For a given mass m (in grams) of an isotope with atomic mass m_{a} (in g mol^{−1}) and a half-life of t_{1/2} (in s), the radioactivity can be calculated using:

$$A_\text{Bq} = \frac{m} {m_\text{a}} N_\text{A} \frac{\ln 2} {t_{1/2}}$$

With $N_\text{A}$ = 6.02214076×10^23 mol-1, the Avogadro constant.

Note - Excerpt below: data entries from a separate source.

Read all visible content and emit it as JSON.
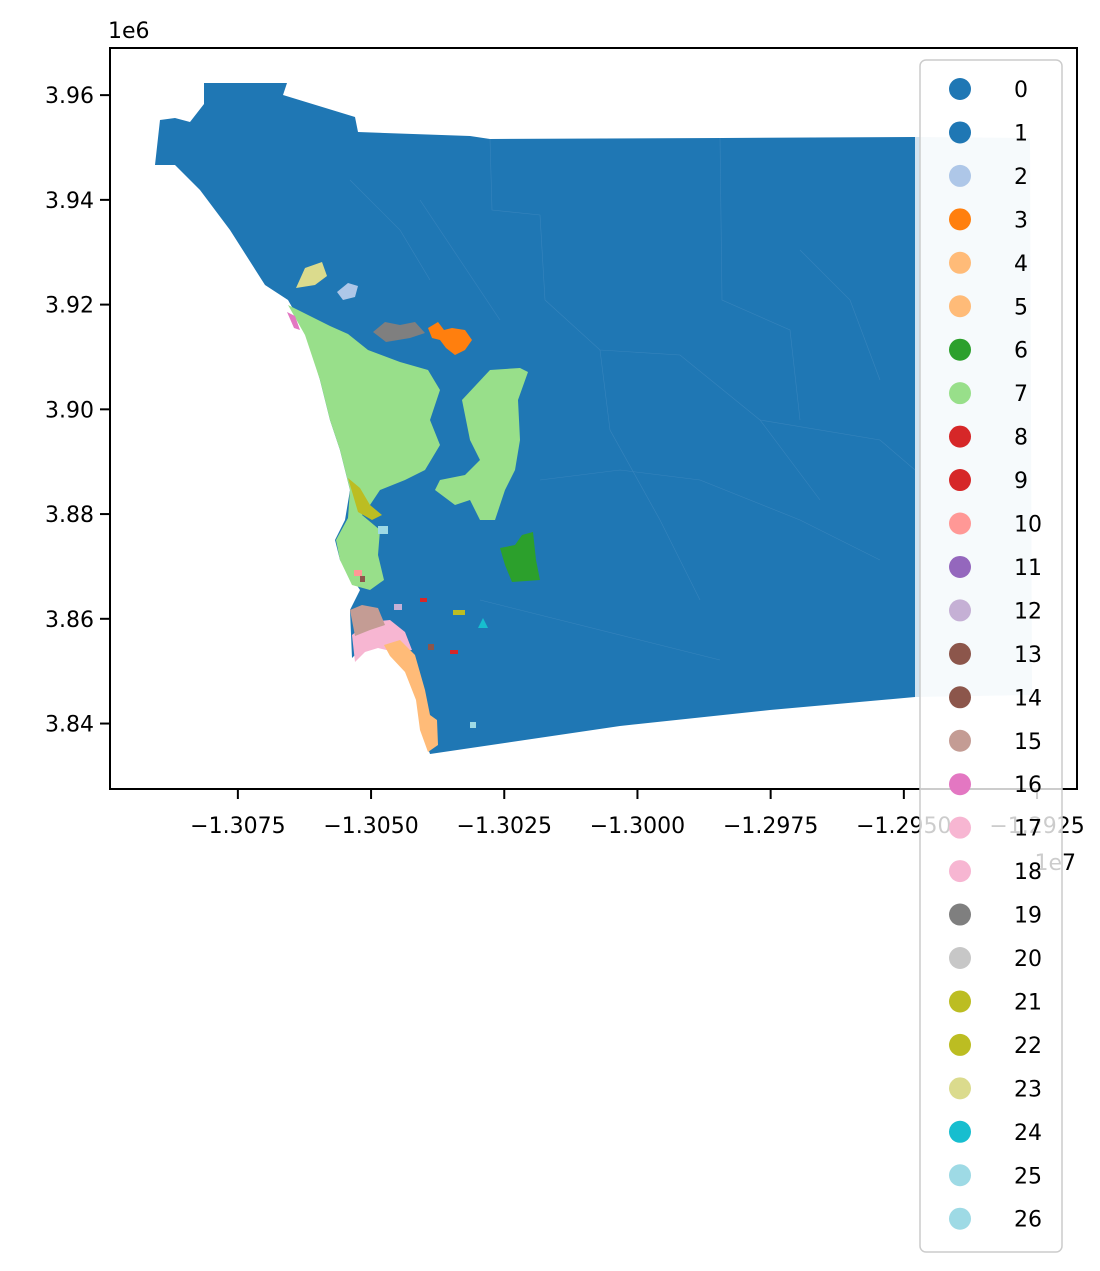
{
  "figure": {
    "x_offset_label": "1e7",
    "y_offset_label": "1e6"
  },
  "axes": {
    "x_ticks": [
      {
        "value": -1.3075,
        "label": "−1.3075"
      },
      {
        "value": -1.305,
        "label": "−1.3050"
      },
      {
        "value": -1.3025,
        "label": "−1.3025"
      },
      {
        "value": -1.3,
        "label": "−1.3000"
      },
      {
        "value": -1.2975,
        "label": "−1.2975"
      },
      {
        "value": -1.295,
        "label": "−1.2950"
      },
      {
        "value": -1.2925,
        "label": "−1.2925"
      }
    ],
    "y_ticks": [
      {
        "value": 3.84,
        "label": "3.84"
      },
      {
        "value": 3.86,
        "label": "3.86"
      },
      {
        "value": 3.88,
        "label": "3.88"
      },
      {
        "value": 3.9,
        "label": "3.90"
      },
      {
        "value": 3.92,
        "label": "3.92"
      },
      {
        "value": 3.94,
        "label": "3.94"
      },
      {
        "value": 3.96,
        "label": "3.96"
      }
    ],
    "xlim": [
      -1.3099,
      -1.29175
    ],
    "ylim": [
      3.8275,
      3.969
    ]
  },
  "map": {
    "county_colors": {
      "west": "#1f77b4",
      "east_strip": "#d2e3f0"
    },
    "legend": [
      {
        "label": "0",
        "color": "#1f77b4"
      },
      {
        "label": "1",
        "color": "#1f77b4"
      },
      {
        "label": "2",
        "color": "#aec7e8"
      },
      {
        "label": "3",
        "color": "#ff7f0e"
      },
      {
        "label": "4",
        "color": "#ffbb78"
      },
      {
        "label": "5",
        "color": "#ffbb78"
      },
      {
        "label": "6",
        "color": "#2ca02c"
      },
      {
        "label": "7",
        "color": "#98df8a"
      },
      {
        "label": "8",
        "color": "#d62728"
      },
      {
        "label": "9",
        "color": "#d62728"
      },
      {
        "label": "10",
        "color": "#ff9896"
      },
      {
        "label": "11",
        "color": "#9467bd"
      },
      {
        "label": "12",
        "color": "#c5b0d5"
      },
      {
        "label": "13",
        "color": "#8c564b"
      },
      {
        "label": "14",
        "color": "#8c564b"
      },
      {
        "label": "15",
        "color": "#c49c94"
      },
      {
        "label": "16",
        "color": "#e377c2"
      },
      {
        "label": "17",
        "color": "#f7b6d2"
      },
      {
        "label": "18",
        "color": "#f7b6d2"
      },
      {
        "label": "19",
        "color": "#7f7f7f"
      },
      {
        "label": "20",
        "color": "#c7c7c7"
      },
      {
        "label": "21",
        "color": "#bcbd22"
      },
      {
        "label": "22",
        "color": "#bcbd22"
      },
      {
        "label": "23",
        "color": "#dbdb8d"
      },
      {
        "label": "24",
        "color": "#17becf"
      },
      {
        "label": "25",
        "color": "#9edae5"
      },
      {
        "label": "26",
        "color": "#9edae5"
      }
    ]
  }
}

Since $m/m_\text{a}$ is the number of moles ($n$), the amount of radioactivity $A$ can be calculated by:

$$A_\text{Bq} = nN_\text{A} \frac{\ln 2} {t_{1/2}}$$

For instance, on average each gram of potassium contains 117 micrograms of ^{40}K (all other naturally occurring isotopes are stable) that has a t_{1/2} of 1.277×10^9 years = 4.030×10^16 s, and has an atomic mass of 39.964 g/mol, so the amount of radioactivity associated with a gram of potassium is 30 Bq.

==Examples==

| Isotope | Half-life | Mass of 1 curie | Specific Activity (a) (activity per 1 kg) |
|---|---|---|---|
| ^{232}Th | 1.405×10^{10} years | 9.1 tonnes | 4.07 MBq (110 μCi or 4.07 Rd) |
| ^{238}U | 4.471×10^{9} years | 2.977 tonnes | 12.58 MBq (340 μCi, or 12.58 Rd) |
| ^{235}U | 7.038×10^{8} years | 463 kg | 79.92 MBq (2.160 mCi, or 79.92 Rd) |
| ^{40}K | 1.25×10^{9} years | 140 kg | 262.7 MBq (7.1 mCi, or 262.7 Rd) |
| ^{129}I | 15.7×10^{6} years | 5.66 kg | 6.66 GBq (180 mCi, or 6.66 kRd) |
| ^{99}Tc | 211×10^{3} years | 58 g | 629 GBq (17 Ci, or 629 kRd) |
| ^{239}Pu | 24.11×10^{3} years | 16 g | 2.331 TBq (63 Ci, or 2.331 MRd) |
| ^{240}Pu | 6563 years | 4.4 g | 8.51 TBq (230 Ci, or 8.51MRd) |
| ^{14}C | 5730 years | 0.22 g | 166.5 TBq (4.5 kCi, or 166.5 MRd) |
| ^{226}Ra | 1601 years | 1.01 g | 36.63 TBq (990 Ci, or 36.63 MRd) |
| ^{241}Am | 432.6 years | 0.29 g | 126.91 TBq (3.43 kCi, or 126.91 MRd) |
| ^{238}Pu | 88 years | 59 mg | 629 TBq (17 kCi, or 629 MRd) |
| ^{137}Cs | 30.17 years | 12 mg | 3.071 PBq (83 kCi, or 3.071 GRd) |
| ^{90}Sr | 28.8 years | 7.2 mg | 5.143 PBq (139 kCi, or 5.143 GRd) |
| ^{241}Pu | 14 years | 9.4 mg | 3.922 PBq (106 kCi, or 3.922 GRd) |
| ^{3}H | 12.32 years | 104 μg | 355.977 PBq (9.621 MCi, or 355.977 GRd) |
| ^{228}Ra | 5.75 years | 3.67 mg | 10.101 PBq (273 kCi, or 10.101 GRd) |
| ^{60}Co | 1925 days | 883 μg | 41.884 PBq (1.132 MCi, or 41.884 GRd) |
| ^{210}Po | 138 days | 223 μg | 165.908 PBq (4.484 MCi, or 165.908 GRd) |
| ^{131}I | 8.02 days | 8 μg | 4.625 EBq (125 MCi, or 4.625 TRd) |
| ^{123}I | 13 hours | 518 ng | 71.41 EBq (1.93 GCi, or 71.41 TRd) |
| ^{212}Pb | 10.64 hours | 719 ng | 51.43 EBq (1.39 GCi, or 51.43 TRd) |

==Applications==
The specific activity of radionuclides is particularly relevant when it comes to select them for production for therapeutic pharmaceuticals, as well as for immunoassays or other diagnostic procedures, or assessing radioactivity in certain environments, among several other biomedical applications.